Milicent

Milicent... Ese era su nombre... Milicent... Porque su madre lo había leido en un libro inglés que hablaba de amor, y como la protagonista tenía un feliz, su madre se lo había puesto a ella, esperando que su vida fuera tan feliz como la de la protagonista de aquella novela.
Claro que su madre no pensó en como un nombre así pesaría sobre ella en sus primeros años. Una no puede ser de un pequeño pueblo de la costa valenciana y llamarse así, sin ser el blanco de las preguntas de los profesores y de las cancioncillas jocosas de sus compañeros de clase.
Mili... así se presentaba ella siempre que alguien preguntaba su nombre, cuando ya había mas confianza, si se terciaba explicaba que no era diminutivo de Milagros, sino de Milicent, y contaba la extraña historia de como su madre elegió su nombre a mitad embarazo.
Su madre y aquellas novelas rosas de títulos románticos que siempre leía y que guardaba en el bolsillo delantero de su gran delantal de color amarillo pálido. Aquellas novelas en las que decidía perderse aún a riesgo de que se le quemase la cena, como pasó mas de una vez, pero que la absorvían, tan insatisfecha con su vida, tan distinta de como había imaginado en su juventud, y que soñaba que tenía cuando en medio de las obligaciones del día, sacaba esos ratos que dedicaba a leer esos incendiarios amores ajenos que le hablaban de una pasión que no conocía, pero que anhelaba.
Y no era que el padre de Milicent no quisiera a su madre, era un buen hombre y el suyo era un buen amor, de esos seguros, tranquilos y nada atormentados, y eso era precisamente lo que tenía insatisfecha a su madre, que no había escenas de celos, y despedidas desgarradas, y tuvo nunca que luchar con los piratas para salvarla, ni enfrentarse a la sociedad en nombre de su amor.
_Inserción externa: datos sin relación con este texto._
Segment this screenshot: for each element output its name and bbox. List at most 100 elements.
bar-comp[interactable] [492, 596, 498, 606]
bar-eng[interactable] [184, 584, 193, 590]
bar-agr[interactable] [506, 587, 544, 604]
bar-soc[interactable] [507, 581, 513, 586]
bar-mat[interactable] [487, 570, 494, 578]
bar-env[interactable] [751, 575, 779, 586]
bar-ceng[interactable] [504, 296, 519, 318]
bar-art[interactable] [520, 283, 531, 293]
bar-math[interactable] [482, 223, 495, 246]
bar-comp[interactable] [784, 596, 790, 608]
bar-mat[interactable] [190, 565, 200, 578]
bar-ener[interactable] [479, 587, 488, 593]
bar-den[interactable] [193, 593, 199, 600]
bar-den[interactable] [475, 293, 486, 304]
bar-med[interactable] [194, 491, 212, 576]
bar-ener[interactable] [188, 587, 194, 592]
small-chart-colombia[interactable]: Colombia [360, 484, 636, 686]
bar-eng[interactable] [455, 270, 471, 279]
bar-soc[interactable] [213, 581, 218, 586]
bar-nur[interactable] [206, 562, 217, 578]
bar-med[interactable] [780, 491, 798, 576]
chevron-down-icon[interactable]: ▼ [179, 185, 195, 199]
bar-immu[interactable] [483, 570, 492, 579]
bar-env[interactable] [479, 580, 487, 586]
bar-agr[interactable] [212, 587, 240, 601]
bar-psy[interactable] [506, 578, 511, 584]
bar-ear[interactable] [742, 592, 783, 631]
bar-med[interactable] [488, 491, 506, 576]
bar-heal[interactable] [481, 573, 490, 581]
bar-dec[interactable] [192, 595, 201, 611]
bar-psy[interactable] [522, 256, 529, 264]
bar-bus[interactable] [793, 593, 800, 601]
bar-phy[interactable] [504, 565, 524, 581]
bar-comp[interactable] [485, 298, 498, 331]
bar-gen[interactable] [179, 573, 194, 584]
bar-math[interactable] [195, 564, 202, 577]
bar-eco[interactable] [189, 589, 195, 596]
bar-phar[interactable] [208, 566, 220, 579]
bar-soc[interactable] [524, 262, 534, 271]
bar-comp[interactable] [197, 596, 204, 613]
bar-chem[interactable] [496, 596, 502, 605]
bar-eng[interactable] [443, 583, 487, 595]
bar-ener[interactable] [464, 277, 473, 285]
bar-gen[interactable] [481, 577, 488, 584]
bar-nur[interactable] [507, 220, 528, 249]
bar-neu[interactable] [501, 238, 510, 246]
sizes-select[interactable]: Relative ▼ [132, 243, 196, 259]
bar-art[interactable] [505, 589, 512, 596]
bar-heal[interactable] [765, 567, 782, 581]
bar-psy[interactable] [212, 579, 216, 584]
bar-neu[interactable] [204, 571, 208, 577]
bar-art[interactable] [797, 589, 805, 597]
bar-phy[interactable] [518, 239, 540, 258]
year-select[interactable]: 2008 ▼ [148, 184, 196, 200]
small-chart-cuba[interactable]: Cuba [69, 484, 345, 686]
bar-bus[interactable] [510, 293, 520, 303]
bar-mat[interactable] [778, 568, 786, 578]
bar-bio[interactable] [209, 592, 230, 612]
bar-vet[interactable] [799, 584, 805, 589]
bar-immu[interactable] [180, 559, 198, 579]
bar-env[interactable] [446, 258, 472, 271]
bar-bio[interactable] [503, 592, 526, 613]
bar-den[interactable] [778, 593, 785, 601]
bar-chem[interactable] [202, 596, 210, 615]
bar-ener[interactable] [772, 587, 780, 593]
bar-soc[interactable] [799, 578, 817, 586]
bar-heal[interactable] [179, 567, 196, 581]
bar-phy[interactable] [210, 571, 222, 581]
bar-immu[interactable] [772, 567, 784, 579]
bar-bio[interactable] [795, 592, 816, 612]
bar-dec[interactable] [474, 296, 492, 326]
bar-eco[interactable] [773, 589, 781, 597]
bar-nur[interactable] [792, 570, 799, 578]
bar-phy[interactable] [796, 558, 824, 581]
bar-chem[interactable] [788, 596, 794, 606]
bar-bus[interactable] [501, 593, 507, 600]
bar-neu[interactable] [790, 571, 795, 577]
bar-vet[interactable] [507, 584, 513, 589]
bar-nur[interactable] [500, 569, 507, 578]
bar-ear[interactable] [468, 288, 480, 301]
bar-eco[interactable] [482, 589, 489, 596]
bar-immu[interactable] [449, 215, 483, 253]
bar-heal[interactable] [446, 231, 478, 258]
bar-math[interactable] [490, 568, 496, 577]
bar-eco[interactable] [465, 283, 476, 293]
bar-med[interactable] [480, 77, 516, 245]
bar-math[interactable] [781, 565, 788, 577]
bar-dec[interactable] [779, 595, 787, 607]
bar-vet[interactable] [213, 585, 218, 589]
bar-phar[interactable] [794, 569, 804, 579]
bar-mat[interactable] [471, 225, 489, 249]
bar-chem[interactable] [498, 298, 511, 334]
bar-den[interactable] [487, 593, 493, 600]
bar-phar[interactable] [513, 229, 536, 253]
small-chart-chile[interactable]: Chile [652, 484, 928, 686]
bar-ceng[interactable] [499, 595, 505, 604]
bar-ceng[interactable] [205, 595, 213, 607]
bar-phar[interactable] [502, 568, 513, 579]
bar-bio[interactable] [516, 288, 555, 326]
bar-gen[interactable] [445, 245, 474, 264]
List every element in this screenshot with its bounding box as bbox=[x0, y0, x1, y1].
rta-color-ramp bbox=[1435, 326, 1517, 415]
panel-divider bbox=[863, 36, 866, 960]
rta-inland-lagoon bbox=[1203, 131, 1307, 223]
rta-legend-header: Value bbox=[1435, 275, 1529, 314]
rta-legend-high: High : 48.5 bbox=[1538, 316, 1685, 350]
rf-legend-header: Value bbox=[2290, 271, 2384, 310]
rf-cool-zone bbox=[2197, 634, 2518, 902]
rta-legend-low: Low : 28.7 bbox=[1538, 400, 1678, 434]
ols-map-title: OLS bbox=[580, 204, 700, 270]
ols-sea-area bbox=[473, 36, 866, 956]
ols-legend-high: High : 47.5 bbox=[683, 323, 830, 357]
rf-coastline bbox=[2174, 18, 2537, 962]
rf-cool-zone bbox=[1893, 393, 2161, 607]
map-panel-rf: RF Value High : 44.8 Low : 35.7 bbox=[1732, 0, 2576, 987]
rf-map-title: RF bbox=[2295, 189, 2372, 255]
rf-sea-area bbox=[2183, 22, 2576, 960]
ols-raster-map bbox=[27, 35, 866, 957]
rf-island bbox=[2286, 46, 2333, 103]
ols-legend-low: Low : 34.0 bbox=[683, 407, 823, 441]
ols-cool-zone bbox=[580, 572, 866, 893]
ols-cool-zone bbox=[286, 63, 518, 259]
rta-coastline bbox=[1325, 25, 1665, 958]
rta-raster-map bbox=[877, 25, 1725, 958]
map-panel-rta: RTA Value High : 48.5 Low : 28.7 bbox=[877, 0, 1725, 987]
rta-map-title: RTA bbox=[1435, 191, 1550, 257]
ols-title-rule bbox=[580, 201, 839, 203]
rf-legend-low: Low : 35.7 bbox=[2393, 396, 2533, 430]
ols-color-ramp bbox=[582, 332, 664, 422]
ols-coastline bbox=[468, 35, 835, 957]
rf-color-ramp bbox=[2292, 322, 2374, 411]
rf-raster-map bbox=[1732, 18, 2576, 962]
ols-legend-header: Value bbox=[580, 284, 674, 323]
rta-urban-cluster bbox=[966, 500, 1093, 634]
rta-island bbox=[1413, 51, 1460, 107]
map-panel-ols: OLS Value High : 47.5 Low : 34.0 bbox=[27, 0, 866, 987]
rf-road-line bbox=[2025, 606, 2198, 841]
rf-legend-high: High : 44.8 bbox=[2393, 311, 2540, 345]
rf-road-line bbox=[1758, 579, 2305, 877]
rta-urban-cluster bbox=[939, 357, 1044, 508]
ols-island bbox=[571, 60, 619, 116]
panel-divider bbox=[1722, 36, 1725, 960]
Solo era un buen hombre enamorado de ella, que le compraba todas las novelas que quería, que no decía nada cuando la cena se quemaba, ni cuando llegaba a casa y la encontraba leyendo en la mesa de la cocina, con la casa sin barrer y las niñas sin cenar, y que ni siquera se opuso a aquel extraño capricho de llamar a su primera hija Milicent, y Nelly a la segunda. Pero, claro, ella eso nunca supo valorarlo.
Milicent se mira en el espejo mientras se quita la ropa, y piensa que empieza a no tener edad de llamarse Mili, que tendrá que empezar a usar su verdadero nombre después de tantos años, ese nombre que desde hace unos meses ya no le resulta ni ajeno ni extraño... Y Milicent se sonríe mientras se quita la ropa, porque desde que él llegó a su vida, su nombre ha empezado a gustarle. Porque él quiso saber enseguida de donde venía aquel diminutivo que según él no le ajustaba, y cuando ella le dijo su nombre completo, él pareció saborearlo en cada sílaba, mientras lo repetía con un deje de lujuría que nunca antes había tenido su nombre.